YPF SA (YPFD), Argentina’s largest oil company, rose as much as 14 percent after newspaper Clarin said the government will propose taking a stake of as much as 50.01 percent, citing a copy of the bill it said was sent to Congress.

YPF soared 8.6 percent to $22.93 in New York after earlier gaining to as high as $24.05. Any acquisition of 14.9 percent or more would require the government to make a public offer to all shareholders, according to YPF norms that were created when the state-run company was sold to investors in the 1990s.

“This would mean the government will probably need to spend a huge chunk of international reserves, not only to buy the company, but also to run it and continue the investment plan,” said Diego Giacomini, an economist Economia & Regiones in Buenos Aires. “This is a short-sighted policy that will end up hurting the Argentine economy and relations with investors and the international community,”
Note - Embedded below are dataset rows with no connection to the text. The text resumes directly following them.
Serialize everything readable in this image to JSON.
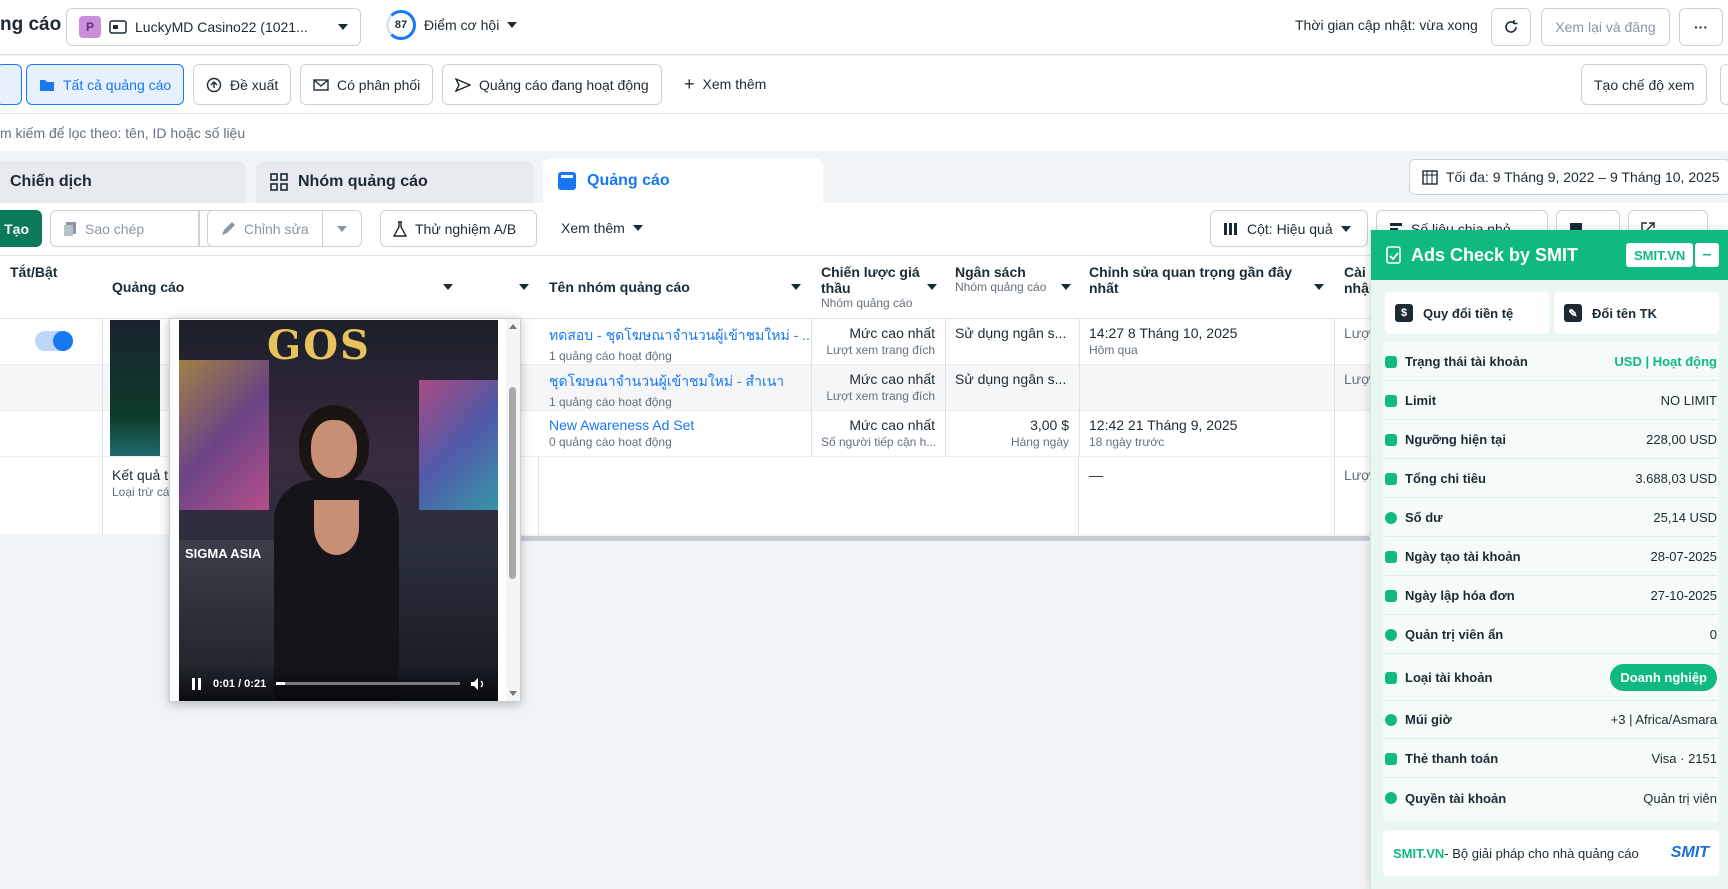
{
  "topbar": {
    "title_partial": "ng cáo",
    "account_letter": "P",
    "account_name": "LuckyMD Casino22 (1021...",
    "score": "87",
    "opportunity_label": "Điểm cơ hội",
    "update_status": "Thời gian cập nhật: vừa xong",
    "review_publish_label": "Xem lại và đăng",
    "more_label": "···"
  },
  "filters": {
    "all_ads": "Tất cả quảng cáo",
    "recommended": "Đề xuất",
    "has_delivery": "Có phân phối",
    "active_ads": "Quảng cáo đang hoạt động",
    "see_more": "Xem thêm",
    "create_view": "Tạo chế độ xem"
  },
  "search": {
    "placeholder": "m kiếm để lọc theo: tên, ID hoặc số liệu"
  },
  "tabs": {
    "campaigns": "Chiến dịch",
    "adsets": "Nhóm quảng cáo",
    "ads": "Quảng cáo",
    "date_range": "Tối đa: 9 Tháng 9, 2022 – 9 Tháng 10, 2025"
  },
  "toolbar": {
    "create": "Tạo",
    "duplicate": "Sao chép",
    "edit": "Chỉnh sửa",
    "ab_test": "Thử nghiệm A/B",
    "see_more": "Xem thêm",
    "columns": "Cột: Hiệu quả",
    "breakdown": "Số liệu chia nhỏ"
  },
  "table": {
    "headers": {
      "toggle": "Tắt/Bật",
      "ad": "Quảng cáo",
      "adset_name": "Tên nhóm quảng cáo",
      "bid_strategy": "Chiến lược giá thầu",
      "bid_strategy_sub": "Nhóm quảng cáo",
      "budget": "Ngân sách",
      "budget_sub": "Nhóm quảng cáo",
      "last_edit": "Chỉnh sửa quan trọng gần đây nhất",
      "settings_partial": "Cài nhận"
    },
    "rows": [
      {
        "adset": "ทดสอบ - ชุดโฆษณาจำนวนผู้เข้าชมใหม่ - ...",
        "adset_sub": "1 quảng cáo hoạt động",
        "bid": "Mức cao nhất",
        "bid_sub": "Lượt xem trang đích",
        "budget": "Sử dụng ngân s...",
        "budget_sub": "",
        "edit": "14:27 8 Tháng 10, 2025",
        "edit_sub": "Hôm qua",
        "extra": "Lượt"
      },
      {
        "adset": "ชุดโฆษณาจำนวนผู้เข้าชมใหม่ - สำเนา",
        "adset_sub": "1 quảng cáo hoạt động",
        "bid": "Mức cao nhất",
        "bid_sub": "Lượt xem trang đích",
        "budget": "Sử dụng ngân s...",
        "budget_sub": "",
        "edit": "",
        "edit_sub": "",
        "extra": "Lượt"
      },
      {
        "adset": "New Awareness Ad Set",
        "adset_sub": "0 quảng cáo hoạt động",
        "bid": "Mức cao nhất",
        "bid_sub": "Số người tiếp cận h...",
        "budget": "3,00 $",
        "budget_sub": "Hàng ngày",
        "edit": "12:42 21 Tháng 9, 2025",
        "edit_sub": "18 ngày trước",
        "extra": ""
      }
    ],
    "summary": {
      "label": "Kết quả t",
      "sub": "Loại trừ cá",
      "edit": "—",
      "extra": "Lượt"
    }
  },
  "video": {
    "time": "0:01 / 0:21",
    "sign_text": "SIGMA ASIA",
    "logo_text": "GOS"
  },
  "smit": {
    "title": "Ads Check by SMIT",
    "badge": "SMIT.VN",
    "minimize": "–",
    "convert_currency": "Quy đổi tiền tệ",
    "rename": "Đổi tên TK",
    "rows": [
      {
        "label": "Trạng thái tài khoản",
        "value": "USD | Hoạt động"
      },
      {
        "label": "Limit",
        "value": "NO LIMIT"
      },
      {
        "label": "Ngưỡng hiện tại",
        "value": "228,00 USD"
      },
      {
        "label": "Tổng chi tiêu",
        "value": "3.688,03 USD"
      },
      {
        "label": "Số dư",
        "value": "25,14 USD"
      },
      {
        "label": "Ngày tạo tài khoản",
        "value": "28-07-2025"
      },
      {
        "label": "Ngày lập hóa đơn",
        "value": "27-10-2025"
      },
      {
        "label": "Quản trị viên ẩn",
        "value": "0"
      },
      {
        "label": "Loại tài khoản",
        "value": "Doanh nghiệp"
      },
      {
        "label": "Múi giờ",
        "value": "+3 | Africa/Asmara"
      },
      {
        "label": "Thẻ thanh toán",
        "value": "Visa · 2151"
      },
      {
        "label": "Quyền tài khoản",
        "value": "Quản trị viên"
      }
    ],
    "footer_brand": "SMIT.VN",
    "footer_text": " - Bộ giải pháp cho nhà quảng cáo",
    "footer_logo": "SMIT"
  },
  "colors": {
    "accent": "#1877f2",
    "smit_green": "#10b981",
    "dark_green_button": "#0a7a5a"
  }
}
President Cristina Fernandez de Kirchner’s proposal would declare that as much as 50.01 percent of YPF’s shares are in the “public interest,” Buenos Aires-based Clarin said. Fernandez allies control a majority in both houses of congress. Argentina newspapers Pagina 12 and El Cronista have reported since January that the government planned to nationalize YPF.

Officials at Congress said they haven’t received a copy of Fernandez’s legislation.

The proposal would allow Argentina to buy the full 100 million shares owned by the Eskenazi family’s Petersen Group and another 96.6 million from controlling shareholder Repsol YPF SA (REP), Clarin said.

YPF has 393.3 million shares outstanding, according to data compiled by Bloomberg. Madrid-based Repsol owns 57 percent of YPF.

Lost Market Value

The bill comes after more than two months of government pressure on Buenos Aires-based YPF to boost production and investments. Provincial governments revoked 15 of YPF’s 104 oil field licenses, or 16 percent of its production, since March 13.

YPF shares have dropped 43 percent since Jan. 23 as the dispute with the government intensified. The company’s market value fell to $9.14 billion from $16.2 billion in that period.

The largest and most recent license withdrawal occurred yesterday when the southern province of Santa Cruz pulled three permits that represent about 11 percent of YPF’s output.

The government representative on YPF’s board also asked the company to skip paying dividends with last year’s profit and use the funds to invest in exploration and production. Instead, the board proposed to issue new shares, a plan that requires shareholders’ approval at a meeting on April 25.

Following its sale to private investors in the 1990s, the government retained a 0.2 percent stake and a so-called golden- share that entitles it to make certain decisions, including veto takeovers.